Balanced Budget Amendment
Quotes from America's Leaders on Debt and the Budget

Admiral Mike Mullen
"[Debt is] the single greatest threat to national security."
  — 2010
Alan Greenspan
"I have long argued that paying down the national debt is beneficial for the economy: it keeps interest rates lower than they otherwise would be and frees savings to finance increases in the capital stock, thereby boosting productivity and real incomes."
  — April 27, 2001
Ben Franklin
"Creditors have better memories than debtors"
  — Poor Richard’s Almanac, 1758
Calvin Coolidge
"I favor the policy of economy, not because I wish to save money, but because I wish to save people. The men and women of this country who toil are the ones who bear the cost of the Government. Every dollar that we carelessly waste means that their life will be so much the more meager. Every dollar that we save means that their life will be so much the more abundant. Economy is idealism in its most practical form."
Erskine Bowles
"The debt is like a cancer [that is] truly going to destroy the country from within."
  — 2010
Franklin D. Roosevelt
"I do not see how, as a matter of practical sense, a Government running behind two billion dollars annually can consider the anticipation of bonus payment until it has a balanced budget, not only on paper, but with a surplus of cash in the treasury."
  — October 19, 1932
George Washington
"As a very important source of strength and security, cherish public credit. One method of preserving it is to use it as sparingly as possible."
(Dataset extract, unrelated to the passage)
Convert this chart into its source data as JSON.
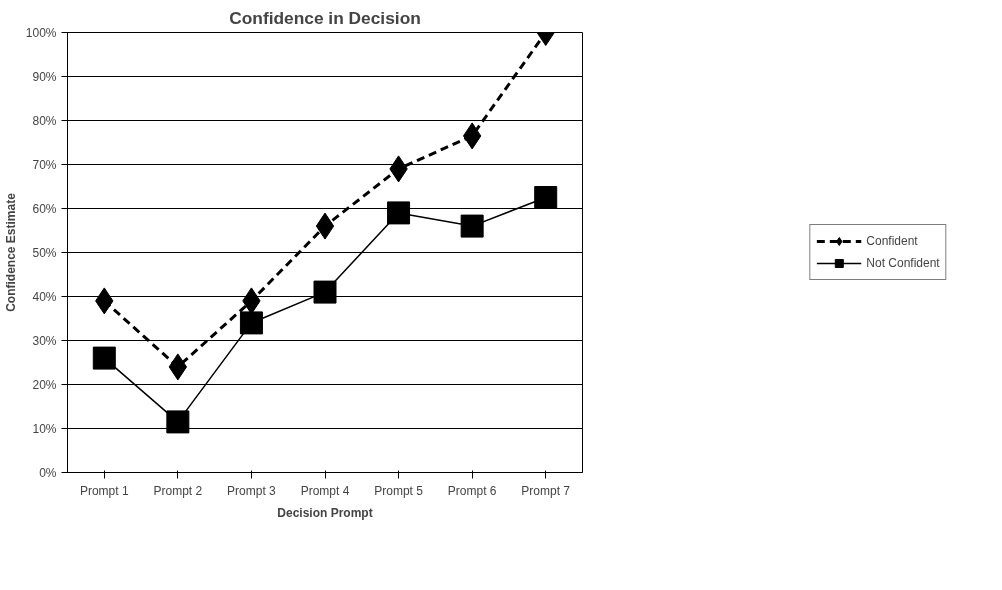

  — Farewell Address, 1796
"No pecuniary consideration is more urgent, than the regular redemption and discharge of the public debt: on none can delay be more injurious, or an economy of time more valuable."
  — Message to the House of Representatives, December 3, 1793
Herbert Hoover
"Blessed are the young, for they shall inherit the national debt."
"I am confident that the undertaking of the representatives of both political parties to balance the budget remains and will be fulfilled. It is the very keystone of recovery. It must be done. Without it the several measures for restoration of public confidence and reconstruction which we have already undertaken will be incomplete and the depression prolonged indefinitely."
  — March 25, 1932
"One of the first requirements to the accomplishment of the absolute necessity of a balanced budget is that the people and all their organizations should support and not obstruct the Members of Congress in sound efforts to both reduce expenditures and adjust taxation."
  — March 25, 1932
James Madison
"I go on the principle that a public debt is a public curse and in a republican government more than in any other."
"I regret, as much as any member, the unavoidable weight and duration of the burdens to be imposed; having never been a proselyte to the doctrine, that public debts are public benefits. I consider them, on the contrary, as evils which ought to be removed as fast as honor and justice will permit."
Ronald Reagan
"Can we, who man the ship of state, deny it is somewhat out of control? Our national debt is approaching $1 trillion. A few weeks ago I called such a figure, a trillion dollars, incomprehensible, and I've been trying ever since to think of a way to illustrate how big a trillion really is. And the best I could come up with is that if you had a stack of thousand-dollar bills in your hand only 4 inches high, you'd be a millionaire. A trillion dollars would be a stack of thousand-dollar bills 67 miles high."
  — February 18, 1981
"Most Americans understand the need for a balanced budget, and most Americans have seen how difficult it is for the Congress to withstand the pressures for more spending. This amendment will force government to stay within the limit of its revenues. Government will have to do what each of us does with our own family budgets – spend no more than we can afford."
  — April 29, 1982
"Only a constitutional amendment will do the job. We’ve tried the carrot, and it failed. With the stick of a Balanced Budget Amendment, we can stop government squandering, overtaxing ways, and save our economy."
  — April 29, 1982
Thomas Jefferson
"I wish it were possible to obtain a single amendment to our Constitution. I would be willing to depend on that alone for the reduction of the administration of our government; I mean an additional article taking from the Federal Government the power of borrowing."
  — Letter to Virginia Senator John Taylor, 1789
"The principle of spending money to be paid by posterity, under the name of funding, is but swindling futurity on a large scale"
  — Letter to John Taylor, May 28, 1816
"But with respect to future debt; would it not be wise and just for that nation to declare in the constitution they are forming that neither the legislature, nor the nation itself can validly contract more debt, than they may pay within their own age, or within the term of 19 years."
  — Letter to James Madison, September 6, 1789
"The fore horse of this frightful team is public debt. Taxation follow that, and in its turn wretchedness and oppression."
  — Letter to Samuel Kerchival
"I am not among those who fear the people. They, and not the rich, are our dependence for continued freedom. And to preserve their independence, we must not let our rulers load us with perpetual debt. We must make our election between economy and liberty, or profusion and servitude."
"The multiplication of public offices, increase of expense beyond income, growth and entailment of a public debt, are indications soliciting the employment of the pruning knife."